Always pattern match on results to handle errors gracefully.

Quick Tips

Memory Usage: Each chunk is loaded entirely when accessed. A 10×10 chunk of float64 is 800 bytes. A 100×100 chunk is 80KB. Choose chunk sizes based on your access patterns and memory constraints.

Chunk Alignment: Writing full chunks (e.g., [0:10, 0:10] for 10×10 chunks) is most efficient. Partial chunk writes work but may require read-modify-write cycles.

Data Type: The nested tuple format may feel unfamiliar if you're coming from NumPy. This is Elixir's native representation. You can convert to/from Nx tensors when needed (see Nx Integration Guide).

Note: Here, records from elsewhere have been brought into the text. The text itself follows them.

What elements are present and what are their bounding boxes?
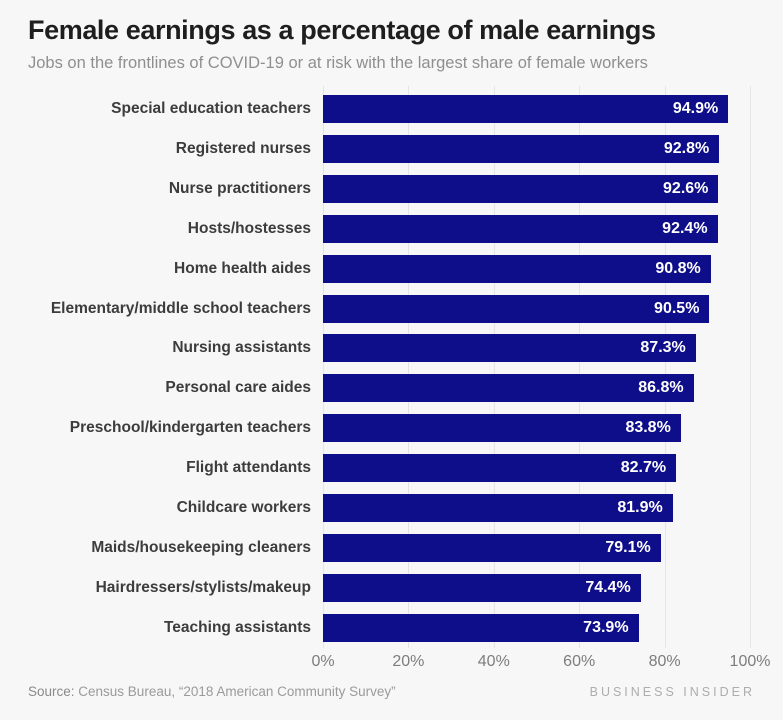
bar: 81.9%: [323, 494, 673, 523]
bar-value-label: 82.7%: [620, 459, 667, 477]
bar-track: 86.8%: [323, 374, 750, 403]
bar-row: Teaching assistants 73.9%: [28, 608, 755, 648]
bar-value-label: 79.1%: [605, 538, 651, 556]
category-label: Hosts/hostesses: [187, 219, 311, 237]
bar-row: Registered nurses 92.8%: [28, 129, 755, 169]
bar-track: 82.7%: [323, 454, 750, 483]
bar-track: 87.3%: [323, 334, 750, 363]
bar-track: 90.8%: [323, 254, 750, 283]
bar: 87.3%: [323, 334, 696, 363]
bar: 82.7%: [323, 454, 677, 483]
bar-value-label: 83.8%: [625, 419, 671, 437]
bar-row: Maids/housekeeping cleaners 79.1%: [28, 528, 755, 568]
bar: 92.4%: [323, 214, 718, 243]
bar-track: 92.6%: [323, 174, 750, 203]
bar-row: Childcare workers 81.9%: [28, 488, 755, 528]
bar: 92.8%: [323, 135, 720, 164]
bar-row: Special education teachers 94.9%: [28, 89, 755, 129]
category-label: Preschool/kindergarten teachers: [69, 419, 311, 437]
category-label: Nursing assistants: [172, 339, 311, 357]
category-label: Maids/housekeeping cleaners: [91, 538, 311, 556]
business-insider-logo: BUSINESS INSIDER: [589, 684, 755, 699]
bar-value-label: 92.6%: [663, 179, 709, 197]
category-label: Registered nurses: [175, 140, 311, 158]
x-axis-tick-label: 80%: [648, 652, 681, 670]
category-label: Special education teachers: [111, 100, 311, 118]
bar-value-label: 90.8%: [655, 259, 701, 277]
bar-rows: Special education teachers 94.9% Registere…: [28, 89, 755, 647]
bar-value-label: 74.4%: [585, 578, 631, 596]
x-axis: 0% 20% 40% 60% 80% 100%: [311, 648, 770, 674]
bar: 74.4%: [323, 573, 641, 602]
bar-row: Hairdressers/stylists/makeup 74.4%: [28, 568, 755, 608]
x-axis-tick-label: 20%: [392, 652, 425, 670]
category-label: Flight attendants: [186, 459, 311, 477]
bar-row: Elementary/middle school teachers 90.5%: [28, 289, 755, 329]
bar: 73.9%: [323, 613, 639, 642]
bar: 86.8%: [323, 374, 694, 403]
category-label: Personal care aides: [165, 379, 311, 397]
bar: 90.5%: [323, 294, 710, 323]
bar-track: 92.4%: [323, 214, 750, 243]
x-axis-tick-label: 0%: [311, 652, 335, 670]
chart-subtitle: Jobs on the frontlines of COVID-19 or at…: [28, 54, 648, 73]
category-label: Childcare workers: [176, 499, 311, 517]
x-axis-tick-label: 100%: [729, 652, 771, 670]
bar: 94.9%: [323, 95, 729, 124]
bar-value-label: 87.3%: [640, 339, 686, 357]
bar-row: Nurse practitioners 92.6%: [28, 169, 755, 209]
category-label: Hairdressers/stylists/makeup: [95, 578, 311, 596]
source-note: Source: Census Bureau, “2018 American Co…: [28, 684, 396, 699]
bar-track: 83.8%: [323, 414, 750, 443]
bar-track: 73.9%: [323, 613, 750, 642]
category-label: Teaching assistants: [163, 618, 311, 636]
bar-track: 90.5%: [323, 294, 750, 323]
bar-value-label: 92.4%: [662, 219, 708, 237]
bar-row: Preschool/kindergarten teachers 83.8%: [28, 408, 755, 448]
source-label: Source:: [28, 684, 75, 699]
plot-area: Special education teachers 94.9% Registere…: [28, 86, 755, 648]
bar-track: 92.8%: [323, 135, 750, 164]
bar: 79.1%: [323, 533, 661, 562]
bar: 83.8%: [323, 414, 681, 443]
bar-row: Hosts/hostesses 92.4%: [28, 209, 755, 249]
bar-value-label: 81.9%: [617, 499, 663, 517]
category-label: Elementary/middle school teachers: [50, 299, 311, 317]
bar-row: Nursing assistants 87.3%: [28, 329, 755, 369]
bar-row: Flight attendants 82.7%: [28, 448, 755, 488]
bar-track: 79.1%: [323, 533, 750, 562]
bar: 92.6%: [323, 174, 719, 203]
bar-row: Home health aides 90.8%: [28, 249, 755, 289]
category-label: Nurse practitioners: [168, 179, 311, 197]
bar-chart: Special education teachers 94.9% Registere…: [28, 86, 770, 674]
bar-track: 74.4%: [323, 573, 750, 602]
x-axis-tick-label: 60%: [563, 652, 596, 670]
footer: Source: Census Bureau, “2018 American Co…: [28, 684, 755, 699]
bar-value-label: 90.5%: [654, 299, 700, 317]
bar-value-label: 94.9%: [672, 100, 719, 118]
bar-value-label: 73.9%: [583, 618, 629, 636]
x-axis-tick-label: 40%: [477, 652, 510, 670]
bar-track: 81.9%: [323, 494, 750, 523]
chart-title: Female earnings as a percentage of male …: [28, 15, 656, 45]
bar-track: 94.9%: [323, 95, 750, 124]
bar-value-label: 86.8%: [638, 379, 684, 397]
bar: 90.8%: [323, 254, 711, 283]
category-label: Home health aides: [174, 259, 311, 277]
bar-value-label: 92.8%: [663, 140, 710, 158]
bar-row: Personal care aides 86.8%: [28, 368, 755, 408]
source-text: Census Bureau, “2018 American Community …: [74, 684, 396, 699]
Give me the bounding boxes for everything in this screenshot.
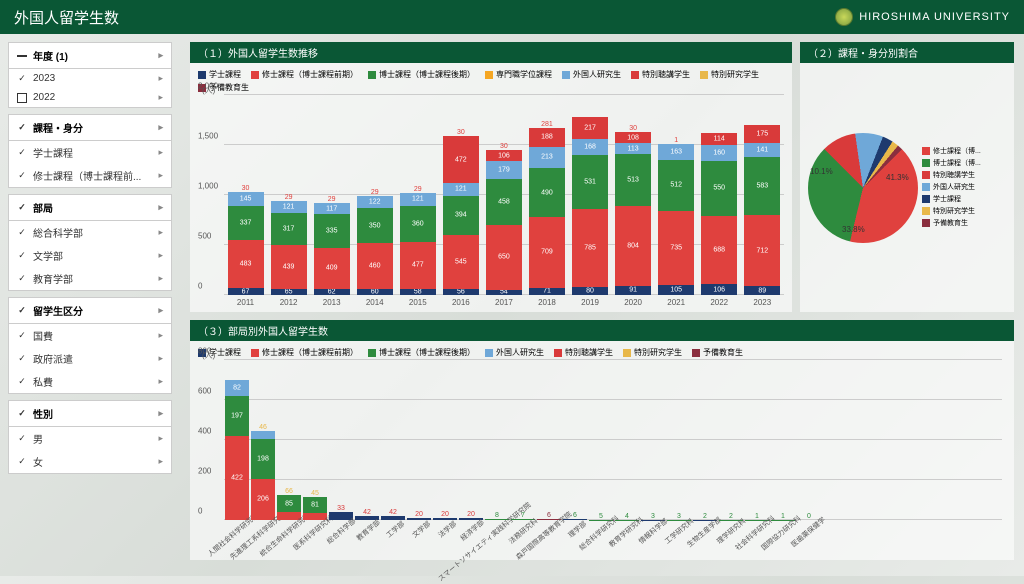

Compression Trade-offs: Compression reduces storage but adds CPU overhead. For in-memory arrays, compression may not be worth it. For disk/cloud storage, compression usually helps.

What You've Learned

In 5 minutes, you've learned how to:

  • Create an in-memory array with specified dimensions
  • Write data as nested tuples
  • Read data back and verify correctness
  • Inspect array metadata
  • Understand chunk-based storage
  • Add compression and filesystem persistence

Next Steps

Now that you have the basics:

  1. Understand Core Concepts: Learn about chunking, codecs, and storage backends in the Core Concepts Guide

  2. Explore Storage Options: Configure S3, GCS, or Azure in the Storage Providers Guide

  3. Optimize Performance: Tune chunk sizes and compression for your workload in the Performance Guide

  4. Use Parallel I/O: Speed up multi-chunk operations with BEAM concurrency in the Parallel I/O Guide

  5. Integrate with Nx: Learn tensor persistence patterns in the Nx Integration Guide

  6. Python Interoperability: Share data with Python in the Python Interoperability Guide

Complete Working Session

Here's a transcript of a complete IEx session using everything from this guide:

iex(1)> {:ok, array} = ExZarr.create(shape: {100, 100}, chunks: {10, 10}, dtype: :float64, storage: :memory)
{:ok, %ExZarr.Array{...}}

iex(2)> data = for i <- 0..9, do: (for j <- 0..9, do: i * 10.0 + j * 1.0) |> List.to_tuple() end |> List.to_tuple()
{{0.0, 1.0, 2.0, ..., 9.0}, ...}

iex(3)> :ok = ExZarr.Array.set_slice(array, data, start: {0, 0}, stop: {10, 10})
:ok

iex(4)> {:ok, retrieved} = ExZarr.Array.get_slice(array, start: {0, 0}, stop: {10, 10})
{:ok, {{0.0, 1.0, 2.0, ..., 9.0}, ...}}

iex(5)> data == retrieved
true

iex(6)> array.metadata.shape
{100, 100}

iex(7)> elem(elem(retrieved, 5), 5)
55.0

Success! You now have a working ExZarr installation and understand the basic workflow.